Even today the motive for an Oriental's taking up the study of philosophy is altogether different from that of a Western student: for the Oriental the only reason for bothering with philosophy is to find release or peace from the torments and perplexities of life. Philosophy can never quite divest itself of these aboriginal claims. They are part of the past, which is never lost, lurking under the veneer of even the most sophisticatedly rational of contemporary philosophies; and even those philosophers who have altogether forsworn the great vision are called upon, particularly by the layman who may not be aware of the historical fate of specialization that has fallen upon philosophy, to give answers to the great questions...

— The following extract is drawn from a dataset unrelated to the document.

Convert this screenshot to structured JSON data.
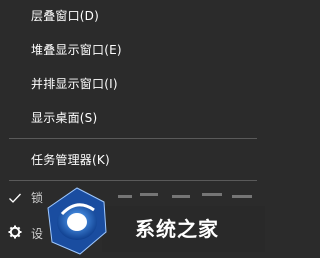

Specialization is the price we pay for the advancement of knowledge. A price, because the path of specialization leads away from the ordinary and concrete acts of understanding in terms of which man actually lives his day-to-day life. It used to be said (I don't know whether this would still hold today) that if a dozen men were to die the meaning of Einstein's Theory of Relativity would be lost to mankind...The philosopher who has pursued his own specialized path leading away from the urgent and the actual may claim that his situation parallels that of the scientist, that his own increasing remoteness from life merely demonstrates the inexorable law of advancing knowledge. But the cases are in fact not parallel; for out of the abstractions that only a handful of experts can understand the physicist is able to detonate a bomb that alters -- and can indeed put an end to -- the life of ordinary mankind. The philosopher has no such explosive effect upon the life of his time. In fact, if they were candid, philosophers today would recognize that they have less and less influence upon the minds around them. To the degree that their existence has become specialized and academic, their importance beyond the university cloisters has declined. Their disputes have become disputes among themselves; and far from gaining the enthusiastic support needed for a strong popular movement, they now have little contact with whatever general intellectual elite still remain here outside the Academy.